Reading the CSV file

The list of songs is read line by line from the CSV file with a FileReader

public static List<ImportedSong> loadFromFile(String fileName) {
List<ImportedSong> list = new ArrayList<>();

ClassLoader classLoader = SongLoader.class.getClassLoader();
URL resource = classLoader.getResource(fileName);
if (resource == null) {
throw new IllegalArgumentException("File " + fileName
+ " not found!");
}

try {
File f = new File(resource.getFile());
try (BufferedReader b = new BufferedReader(new FileReader(f,
StandardCharsets.UTF_8))) {
String line;
while ((line = b.readLine()) != null) {
var song = processLine(line);
if (song != null) {
list.add(song);
logger.info("Added {}", song);
}
}
}
} catch (Exception ex) {
logger.error("Error while importing song list: {}",
ex.getMessage());
}
return list;
}
private static ImportedSong processLine(String data) {
if (data == null || data.isEmpty()) {
logger.warn("Data is empty");
return null;
}
String[] csvLine = data.split(",");
return new ImportedSong(csvLine[0], csvLine[1],
csvLine.length >= 3 ? csvLine[2] : "");
}

Generate a random card for every user

The cards are generated by

  • Getting a list of names of the players (distinct values from column 3 of the CSV)
  • For each person generate a list of 16 songs
  • First, the ones selected by the person
  • Add a random song that is not part of the list yet, until 16 is reached
  • Randomize the order of the list with Collections.shuffle(songsForPerson);

Creating the PDF

As the last step, for each user, a PDF page is generated. By using iText and the example code I found in this post by Lars Vogel, this was a very quick and easy step.
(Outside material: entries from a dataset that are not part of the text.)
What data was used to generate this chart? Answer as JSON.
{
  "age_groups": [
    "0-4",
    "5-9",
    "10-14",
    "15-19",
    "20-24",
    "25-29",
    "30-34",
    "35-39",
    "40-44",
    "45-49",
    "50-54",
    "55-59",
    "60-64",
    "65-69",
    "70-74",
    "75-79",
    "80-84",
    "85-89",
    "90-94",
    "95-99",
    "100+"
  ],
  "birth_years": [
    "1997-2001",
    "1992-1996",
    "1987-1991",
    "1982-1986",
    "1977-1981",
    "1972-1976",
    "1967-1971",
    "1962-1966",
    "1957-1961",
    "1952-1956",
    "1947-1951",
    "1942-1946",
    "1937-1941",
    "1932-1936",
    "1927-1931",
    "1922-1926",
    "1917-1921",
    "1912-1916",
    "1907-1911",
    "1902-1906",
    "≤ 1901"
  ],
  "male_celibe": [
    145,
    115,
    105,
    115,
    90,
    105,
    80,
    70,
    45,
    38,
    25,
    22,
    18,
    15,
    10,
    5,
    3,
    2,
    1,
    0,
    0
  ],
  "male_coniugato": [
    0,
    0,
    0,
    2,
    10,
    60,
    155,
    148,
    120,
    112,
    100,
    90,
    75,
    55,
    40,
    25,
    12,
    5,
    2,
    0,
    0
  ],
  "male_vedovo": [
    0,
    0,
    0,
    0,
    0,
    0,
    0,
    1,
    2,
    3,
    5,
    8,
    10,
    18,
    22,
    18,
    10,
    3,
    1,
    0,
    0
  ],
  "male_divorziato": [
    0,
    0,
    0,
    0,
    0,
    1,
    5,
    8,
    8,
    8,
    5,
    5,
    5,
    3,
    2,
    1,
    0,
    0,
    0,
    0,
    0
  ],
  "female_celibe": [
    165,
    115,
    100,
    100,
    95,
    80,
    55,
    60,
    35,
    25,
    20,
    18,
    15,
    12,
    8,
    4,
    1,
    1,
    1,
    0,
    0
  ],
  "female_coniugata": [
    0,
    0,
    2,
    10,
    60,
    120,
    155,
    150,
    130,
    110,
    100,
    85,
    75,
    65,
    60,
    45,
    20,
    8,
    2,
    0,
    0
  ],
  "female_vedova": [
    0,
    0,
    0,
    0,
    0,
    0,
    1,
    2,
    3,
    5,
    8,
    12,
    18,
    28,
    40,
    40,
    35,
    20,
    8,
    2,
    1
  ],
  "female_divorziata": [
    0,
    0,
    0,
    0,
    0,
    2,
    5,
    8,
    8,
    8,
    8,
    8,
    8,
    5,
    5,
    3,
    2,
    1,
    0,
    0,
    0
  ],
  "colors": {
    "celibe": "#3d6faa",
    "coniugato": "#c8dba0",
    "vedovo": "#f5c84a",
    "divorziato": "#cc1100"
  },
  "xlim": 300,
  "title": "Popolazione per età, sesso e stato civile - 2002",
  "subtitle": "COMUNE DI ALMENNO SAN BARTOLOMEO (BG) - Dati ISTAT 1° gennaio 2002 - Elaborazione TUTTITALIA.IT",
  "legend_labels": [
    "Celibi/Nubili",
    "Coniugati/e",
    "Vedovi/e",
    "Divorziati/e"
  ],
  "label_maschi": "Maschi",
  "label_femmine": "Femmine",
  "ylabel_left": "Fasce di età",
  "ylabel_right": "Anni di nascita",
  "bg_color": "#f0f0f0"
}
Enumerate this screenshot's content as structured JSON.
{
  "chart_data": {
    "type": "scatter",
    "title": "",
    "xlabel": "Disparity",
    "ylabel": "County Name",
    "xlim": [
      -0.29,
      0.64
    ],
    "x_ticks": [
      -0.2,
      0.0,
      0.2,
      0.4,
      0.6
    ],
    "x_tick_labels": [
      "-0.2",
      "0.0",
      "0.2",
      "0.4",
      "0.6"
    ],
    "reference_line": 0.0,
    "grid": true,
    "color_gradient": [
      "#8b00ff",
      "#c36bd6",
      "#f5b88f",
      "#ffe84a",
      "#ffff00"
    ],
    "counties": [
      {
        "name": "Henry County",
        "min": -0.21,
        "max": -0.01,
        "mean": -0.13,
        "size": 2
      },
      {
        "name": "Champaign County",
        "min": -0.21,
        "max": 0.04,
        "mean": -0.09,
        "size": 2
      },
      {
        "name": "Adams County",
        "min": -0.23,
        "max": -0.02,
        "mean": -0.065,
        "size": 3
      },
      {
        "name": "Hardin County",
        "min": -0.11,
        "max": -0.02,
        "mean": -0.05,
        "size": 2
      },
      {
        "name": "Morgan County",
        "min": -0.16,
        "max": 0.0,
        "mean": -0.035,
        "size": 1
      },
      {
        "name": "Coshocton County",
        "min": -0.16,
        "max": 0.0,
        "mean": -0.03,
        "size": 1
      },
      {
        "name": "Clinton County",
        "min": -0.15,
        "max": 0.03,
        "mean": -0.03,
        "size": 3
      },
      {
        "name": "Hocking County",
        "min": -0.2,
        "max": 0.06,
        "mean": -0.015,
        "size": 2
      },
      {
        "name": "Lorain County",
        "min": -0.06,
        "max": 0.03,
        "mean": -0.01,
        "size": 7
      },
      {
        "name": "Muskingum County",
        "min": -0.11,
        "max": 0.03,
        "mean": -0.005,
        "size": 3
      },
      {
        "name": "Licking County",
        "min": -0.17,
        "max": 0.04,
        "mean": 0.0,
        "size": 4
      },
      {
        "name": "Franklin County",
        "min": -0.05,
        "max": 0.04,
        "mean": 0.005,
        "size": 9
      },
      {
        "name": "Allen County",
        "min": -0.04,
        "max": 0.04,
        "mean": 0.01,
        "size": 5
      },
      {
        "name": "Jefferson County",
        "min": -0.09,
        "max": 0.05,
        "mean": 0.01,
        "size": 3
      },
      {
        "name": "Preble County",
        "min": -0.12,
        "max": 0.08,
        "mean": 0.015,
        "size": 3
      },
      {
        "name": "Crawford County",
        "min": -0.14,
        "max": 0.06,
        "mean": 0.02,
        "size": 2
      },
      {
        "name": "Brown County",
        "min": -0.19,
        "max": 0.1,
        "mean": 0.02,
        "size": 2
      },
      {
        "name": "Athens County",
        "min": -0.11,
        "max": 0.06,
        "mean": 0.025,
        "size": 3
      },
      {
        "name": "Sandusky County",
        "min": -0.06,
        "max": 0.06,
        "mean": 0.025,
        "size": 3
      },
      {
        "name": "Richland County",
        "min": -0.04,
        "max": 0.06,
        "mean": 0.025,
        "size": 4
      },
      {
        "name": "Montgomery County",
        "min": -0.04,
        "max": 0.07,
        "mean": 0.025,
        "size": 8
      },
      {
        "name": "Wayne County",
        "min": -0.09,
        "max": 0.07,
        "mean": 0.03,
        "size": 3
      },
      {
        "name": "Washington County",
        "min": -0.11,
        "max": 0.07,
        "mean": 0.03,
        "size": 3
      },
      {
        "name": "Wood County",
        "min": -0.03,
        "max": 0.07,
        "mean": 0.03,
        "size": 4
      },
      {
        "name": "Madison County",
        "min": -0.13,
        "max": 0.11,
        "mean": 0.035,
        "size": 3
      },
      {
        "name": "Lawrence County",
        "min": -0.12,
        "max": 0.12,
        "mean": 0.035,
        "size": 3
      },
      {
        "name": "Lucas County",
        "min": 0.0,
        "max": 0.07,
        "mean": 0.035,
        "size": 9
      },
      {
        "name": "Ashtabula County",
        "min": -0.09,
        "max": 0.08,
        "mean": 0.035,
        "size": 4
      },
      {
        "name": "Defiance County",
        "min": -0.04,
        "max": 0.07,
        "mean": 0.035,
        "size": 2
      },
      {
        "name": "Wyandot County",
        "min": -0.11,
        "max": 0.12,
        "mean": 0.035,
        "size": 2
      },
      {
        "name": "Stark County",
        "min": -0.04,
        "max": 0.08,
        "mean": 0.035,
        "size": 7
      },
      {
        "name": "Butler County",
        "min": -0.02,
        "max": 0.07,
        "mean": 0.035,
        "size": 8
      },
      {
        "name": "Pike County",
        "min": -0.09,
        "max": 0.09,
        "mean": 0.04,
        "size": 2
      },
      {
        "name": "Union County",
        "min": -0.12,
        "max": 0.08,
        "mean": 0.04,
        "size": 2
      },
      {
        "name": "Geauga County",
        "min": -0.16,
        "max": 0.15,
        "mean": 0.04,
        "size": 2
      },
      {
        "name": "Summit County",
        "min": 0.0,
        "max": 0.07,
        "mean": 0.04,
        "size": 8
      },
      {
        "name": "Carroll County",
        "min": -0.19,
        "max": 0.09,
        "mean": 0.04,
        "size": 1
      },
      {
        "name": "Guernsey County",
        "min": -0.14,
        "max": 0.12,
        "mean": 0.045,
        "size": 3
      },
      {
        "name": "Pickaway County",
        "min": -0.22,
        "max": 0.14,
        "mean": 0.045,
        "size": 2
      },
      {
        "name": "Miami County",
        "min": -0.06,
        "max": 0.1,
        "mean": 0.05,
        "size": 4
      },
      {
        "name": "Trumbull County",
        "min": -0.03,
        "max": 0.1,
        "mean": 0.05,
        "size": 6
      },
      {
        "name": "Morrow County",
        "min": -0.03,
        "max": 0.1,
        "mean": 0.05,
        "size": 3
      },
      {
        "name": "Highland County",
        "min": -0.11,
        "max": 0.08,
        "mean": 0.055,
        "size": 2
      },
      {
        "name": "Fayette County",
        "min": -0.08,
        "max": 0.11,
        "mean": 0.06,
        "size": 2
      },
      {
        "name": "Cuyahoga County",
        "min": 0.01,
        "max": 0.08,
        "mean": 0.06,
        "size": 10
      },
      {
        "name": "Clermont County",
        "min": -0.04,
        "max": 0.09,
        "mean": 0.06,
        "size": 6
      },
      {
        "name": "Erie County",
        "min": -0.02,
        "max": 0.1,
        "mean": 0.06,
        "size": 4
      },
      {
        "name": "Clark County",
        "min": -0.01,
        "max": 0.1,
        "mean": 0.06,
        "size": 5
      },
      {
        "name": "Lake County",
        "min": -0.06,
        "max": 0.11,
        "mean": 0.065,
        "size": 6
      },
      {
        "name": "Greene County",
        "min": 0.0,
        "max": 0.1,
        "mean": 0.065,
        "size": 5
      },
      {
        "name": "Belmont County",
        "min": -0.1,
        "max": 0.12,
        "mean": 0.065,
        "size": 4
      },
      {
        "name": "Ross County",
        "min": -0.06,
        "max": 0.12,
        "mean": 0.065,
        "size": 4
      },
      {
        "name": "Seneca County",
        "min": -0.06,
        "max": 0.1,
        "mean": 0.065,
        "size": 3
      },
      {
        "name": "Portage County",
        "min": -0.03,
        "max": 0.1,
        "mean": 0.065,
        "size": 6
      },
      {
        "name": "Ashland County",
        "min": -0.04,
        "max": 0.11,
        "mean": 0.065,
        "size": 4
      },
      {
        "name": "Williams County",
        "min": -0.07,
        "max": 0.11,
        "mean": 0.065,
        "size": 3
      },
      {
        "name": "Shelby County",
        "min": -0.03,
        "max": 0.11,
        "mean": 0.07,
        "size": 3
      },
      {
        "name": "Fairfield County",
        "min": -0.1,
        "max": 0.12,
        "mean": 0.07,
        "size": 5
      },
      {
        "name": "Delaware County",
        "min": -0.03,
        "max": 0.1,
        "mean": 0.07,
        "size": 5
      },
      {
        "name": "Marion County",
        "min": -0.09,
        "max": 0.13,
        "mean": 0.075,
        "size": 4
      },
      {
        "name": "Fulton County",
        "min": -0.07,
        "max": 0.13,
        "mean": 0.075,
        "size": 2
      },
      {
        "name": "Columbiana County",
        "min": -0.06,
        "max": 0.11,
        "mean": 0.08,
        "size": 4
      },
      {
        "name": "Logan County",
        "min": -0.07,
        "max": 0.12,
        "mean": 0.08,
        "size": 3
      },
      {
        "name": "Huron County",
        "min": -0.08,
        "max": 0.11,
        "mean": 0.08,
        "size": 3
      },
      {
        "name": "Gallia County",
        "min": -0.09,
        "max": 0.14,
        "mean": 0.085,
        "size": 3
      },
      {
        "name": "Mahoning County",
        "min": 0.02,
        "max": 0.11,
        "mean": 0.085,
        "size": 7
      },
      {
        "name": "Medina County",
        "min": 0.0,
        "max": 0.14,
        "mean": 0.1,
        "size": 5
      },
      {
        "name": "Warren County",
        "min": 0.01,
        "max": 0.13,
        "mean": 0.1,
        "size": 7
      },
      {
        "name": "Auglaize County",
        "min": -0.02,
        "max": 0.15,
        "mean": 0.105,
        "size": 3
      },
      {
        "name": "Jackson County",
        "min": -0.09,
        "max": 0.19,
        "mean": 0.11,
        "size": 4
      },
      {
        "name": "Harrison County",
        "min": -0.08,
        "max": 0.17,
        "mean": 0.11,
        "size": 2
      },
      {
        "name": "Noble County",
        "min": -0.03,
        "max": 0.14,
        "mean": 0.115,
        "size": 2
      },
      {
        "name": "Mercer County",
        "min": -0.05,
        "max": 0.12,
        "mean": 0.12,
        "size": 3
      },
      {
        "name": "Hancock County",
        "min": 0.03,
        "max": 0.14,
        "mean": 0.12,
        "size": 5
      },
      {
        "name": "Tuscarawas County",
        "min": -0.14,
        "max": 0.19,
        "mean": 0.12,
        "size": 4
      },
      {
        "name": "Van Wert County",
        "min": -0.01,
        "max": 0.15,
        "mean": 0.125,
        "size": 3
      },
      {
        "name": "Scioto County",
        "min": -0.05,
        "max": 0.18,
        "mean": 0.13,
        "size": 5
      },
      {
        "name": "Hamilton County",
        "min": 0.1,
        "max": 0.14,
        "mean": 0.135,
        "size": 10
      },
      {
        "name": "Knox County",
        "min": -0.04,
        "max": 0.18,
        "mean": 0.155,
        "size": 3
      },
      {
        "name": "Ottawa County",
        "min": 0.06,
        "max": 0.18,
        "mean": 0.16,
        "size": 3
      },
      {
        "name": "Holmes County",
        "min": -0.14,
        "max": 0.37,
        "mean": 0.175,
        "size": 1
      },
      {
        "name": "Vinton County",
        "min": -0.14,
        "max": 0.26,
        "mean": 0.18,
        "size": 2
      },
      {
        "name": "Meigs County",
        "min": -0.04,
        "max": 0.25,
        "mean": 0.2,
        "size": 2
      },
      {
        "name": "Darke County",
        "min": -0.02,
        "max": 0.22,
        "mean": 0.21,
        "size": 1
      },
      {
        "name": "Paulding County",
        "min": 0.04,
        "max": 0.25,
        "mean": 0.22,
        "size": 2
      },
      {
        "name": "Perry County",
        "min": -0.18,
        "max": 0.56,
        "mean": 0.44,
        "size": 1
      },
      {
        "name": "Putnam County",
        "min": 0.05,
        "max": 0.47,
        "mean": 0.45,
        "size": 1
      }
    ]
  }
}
The dependency is added to the pom.xml file with

<dependency>
<groupId>com.itextpdf</groupId>
<artifactId>itextpdf</artifactId>
<version>${itext.version}</version>
</dependency>

And the actual code is very easy to read and understand:

public static void createPdfWithBingoCards(List<BingoCard> cards) {
try {
var desktop = System.getProperty("user.home") + "/Desktop";
var pdfFile = Paths.get(desktop, "bingo_" +
System.currentTimeMillis() + ".pdf").toFile();
Document document = new Document();
PdfWriter.getInstance(document,
new FileOutputStream(pdfFile));
document.open();
for (BingoCard card : cards) {
addBingoCard(document, card);
}
document.close();
} catch (Exception e) {
e.printStackTrace();
}
}

private static void addBingoCard(Document document, BingoCard bingoCard) throws DocumentException {
// Start a new page
document.newPage();

Paragraph paragraph = new Paragraph();
paragraph.setAlignment(Element.ALIGN_CENTER);

// We add one empty line
addEmptyLine(paragraph, 1);

// Name of the person for this card
var personName =new Paragraph(bingoCard.forName(), FONT_TITLE);
personName.setAlignment(Element.ALIGN_CENTER);
paragraph.add(personName);

// We add two empty lines
addEmptyLine(paragraph, 2);

// Add a table with the songs
PdfPTable table = new PdfPTable(NUMBER_OF_COLUMNS);

for (ImportedSong song : bingoCard.songs()) {
PdfPCell tableCell = new PdfPCell(new Phrase(song.title()
+ System.lineSeparator()
+ System.lineSeparator()
+ song.artist()
+ System.lineSeparator()
+ System.lineSeparator()
+ (song.selectedBy().equals(bingoCard.forName()) ?
"" : song.selectedBy()), FONT_SMALL));
tableCell.setHorizontalAlignment(Element.ALIGN_CENTER);
tableCell.setVerticalAlignment(Element.ALIGN_TOP);
tableCell.setMinimumHeight(120);
if (song.selectedBy().equals(bingoCard.forName())) {
tableCell.setBackgroundColor(BaseColor.LIGHT_GRAY);
}
table.addCell(tableCell);
}

paragraph.add(table);

// Add paragraph to document
document.add(paragraph);
}

private static void addEmptyLine(Paragraph paragraph, int number) {
for (int i = 0; i < number; i++) {
paragraph.add(new Paragraph(" "));
}
}

Conclusion

Is this production-ready code? No, of course not, there are no unit tests ;-)

But it proves iText is very easy to understand and the open-source version allows you to quickly create a PDF with a custom layout. With the PdfPTable method, you can create a very basic grid layout with any text information you want to include in your document.